Pour Alan, technicien qualité chez CHH, c’est une première. «Je suis derrière un ordinateur toute la journée, donc découvrir la matière, manipuler les outils et les pièces, c’est nouveau pour moi.» C’est Unia qui a distribué des flyers à la sortie de l’entreprise pour informer le personnel de l’existence de cette formation. «Cette expérience technique et pratique pourra m’aider dans mon travail de contrôle de la conformité et de la qualité des pièces. Jusque-là, je n’avais pas la notion de l’homogénéité ou de la régularité d’un angle.
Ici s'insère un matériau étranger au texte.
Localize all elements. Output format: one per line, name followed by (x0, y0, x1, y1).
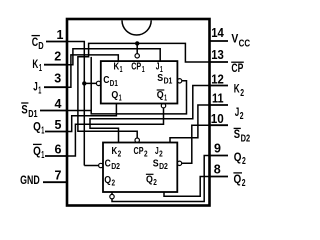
pin 6 lead (45, 155, 67, 157)
pin 14 lead (210, 40, 229, 42)
wire pin12 to K2 stub (90, 86, 210, 143)
svg-text:C: C (105, 158, 111, 169)
svg-text:2: 2 (240, 111, 244, 122)
wire pin11 to J2 stub (170, 105, 210, 143)
wire Q2bar output to pin8 (164, 177, 210, 197)
svg-text:GND: GND (20, 173, 40, 187)
svg-text:S: S (21, 103, 27, 117)
wire Q1 output to pin5 (67, 104, 116, 132)
svg-text:Q: Q (104, 175, 111, 186)
pin 10 lead (210, 124, 229, 126)
svg-text:2: 2 (112, 178, 116, 188)
svg-text:9: 9 (214, 142, 221, 156)
svg-text:1: 1 (41, 150, 44, 161)
wire Q2 output to pin9 (112, 156, 210, 202)
pin 9 lead (210, 155, 229, 157)
svg-text:CP: CP (134, 146, 144, 157)
svg-text:D2: D2 (111, 161, 120, 171)
svg-text:C: C (103, 75, 109, 86)
inverter bubble CP2 input (135, 138, 139, 142)
svg-text:1: 1 (57, 28, 64, 42)
wire SD2 net from pin10 (182, 125, 210, 163)
svg-text:8: 8 (214, 163, 221, 177)
svg-text:D2: D2 (159, 161, 168, 171)
svg-text:1: 1 (41, 125, 44, 136)
inverter bubble Q1bar output (161, 104, 165, 108)
svg-text:7: 7 (55, 169, 62, 183)
pin 1 lead (46, 41, 67, 43)
pin 5 lead (45, 131, 67, 133)
svg-text:Q: Q (33, 119, 41, 133)
inverter bubble SD1 input (177, 79, 181, 83)
svg-text:1: 1 (38, 86, 41, 97)
svg-text:12: 12 (211, 72, 224, 86)
svg-text:D2: D2 (241, 134, 251, 145)
svg-text:CC: CC (239, 39, 251, 50)
svg-text:2: 2 (242, 178, 246, 189)
flip-flop FF1 block (101, 61, 178, 103)
junction dot clock (135, 41, 139, 45)
inverter bubble CD1 input (96, 81, 100, 85)
svg-text:CP: CP (131, 62, 141, 73)
inverter bubble CP1 input (135, 54, 139, 58)
svg-text:1: 1 (142, 64, 145, 74)
wire pin2 to J1 stub (67, 49, 160, 65)
svg-text:Q: Q (146, 175, 153, 186)
svg-text:2: 2 (159, 148, 163, 158)
svg-text:K: K (32, 57, 38, 71)
pin 3 lead (44, 86, 67, 88)
IC package outline U1 (67, 19, 210, 206)
svg-text:2: 2 (118, 148, 122, 158)
notch (pin-1 index mark) (122, 20, 151, 35)
wire CP clock net from pin13 (78, 43, 210, 138)
svg-text:S: S (234, 127, 240, 141)
wire SD1 net from pin4 (67, 57, 187, 114)
svg-text:4: 4 (55, 97, 62, 111)
pin 11 lead (210, 104, 229, 106)
svg-text:1: 1 (119, 93, 122, 103)
wire pin3 to K1 stub (67, 55, 118, 87)
pin 4 lead (40, 110, 67, 112)
svg-text:2: 2 (240, 88, 244, 99)
svg-text:14: 14 (211, 26, 224, 40)
inverter bubble CD2 input (99, 163, 103, 167)
svg-text:Q: Q (157, 90, 164, 101)
svg-text:K: K (234, 82, 240, 96)
svg-text:J: J (33, 80, 38, 94)
wire Q1bar output to pin6 (67, 108, 164, 156)
svg-text:Q: Q (234, 150, 242, 164)
svg-text:1: 1 (164, 93, 167, 103)
svg-text:Q: Q (234, 172, 242, 186)
svg-text:CP: CP (231, 61, 243, 75)
wire clock stub to CP1 bubble (136, 43, 138, 53)
svg-text:13: 13 (211, 48, 224, 62)
svg-text:D1: D1 (164, 76, 173, 86)
svg-text:6: 6 (55, 143, 62, 157)
svg-text:2: 2 (242, 156, 246, 167)
svg-text:1: 1 (39, 63, 42, 74)
svg-text:V: V (231, 31, 238, 45)
svg-text:Q: Q (33, 144, 41, 158)
svg-text:10: 10 (211, 112, 224, 126)
inverter bubble SD2 input (177, 161, 181, 165)
svg-text:3: 3 (54, 72, 61, 86)
junction dot CD net (82, 81, 86, 85)
svg-text:2: 2 (54, 49, 61, 63)
pin 12 lead (210, 85, 229, 87)
svg-text:S: S (153, 159, 159, 170)
svg-text:1: 1 (120, 64, 123, 74)
pin 2 lead (44, 64, 67, 66)
pin 7 lead (43, 181, 67, 183)
svg-text:J: J (235, 105, 240, 119)
svg-text:S: S (157, 73, 163, 84)
pin 13 lead (210, 61, 229, 63)
svg-text:2: 2 (144, 148, 148, 158)
svg-text:D1: D1 (110, 78, 118, 88)
svg-text:2: 2 (153, 177, 157, 187)
flip-flop FF2 block (103, 143, 177, 193)
pin 8 lead (210, 176, 229, 178)
svg-text:D: D (38, 41, 43, 52)
svg-text:11: 11 (212, 92, 224, 106)
svg-text:Q: Q (111, 90, 118, 101)
inverter bubble Q2 bottom output (110, 194, 114, 198)
svg-text:5: 5 (55, 118, 62, 132)
wire CD net from pin1 to CD1 and CD2 (67, 42, 98, 166)
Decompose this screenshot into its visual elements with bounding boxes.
Maintenant, je vais être plus pointilleux!»
Elisabete et Pauline sont toutes deux opératrices CNC: elles travaillent sur des machines, comme des contre-perceuses ou des crevoisiers, qui produisent des pièces d’usinage. «Je travaille chez Breguet depuis vingt ans et je n’ai jamais eu l’opportunité de me former à la décoration, donc quand un collègue m’en a parlé, j’ai sauté sur l’occasion. Ça me plaît énormément. Mon travail actuel n’est pas du tout manuel et je trouve intéressant de pouvoir voir autre chose, aller plus loin, évoluer et peut-être changer de poste un jour pour mettre ça en pratique.» Pauline a aussi soif d’apprendre: «J’adore mon métier et je suis curieuse de découvrir les autres étapes de production. Je fais un petit peu de décoration, mais ce n’est pas aussi manuel. Cette formation m’a permis de voir si la discipline pouvait me plaire et si j’en étais capable, je remercie donc Unia pour cette belle opportunité!»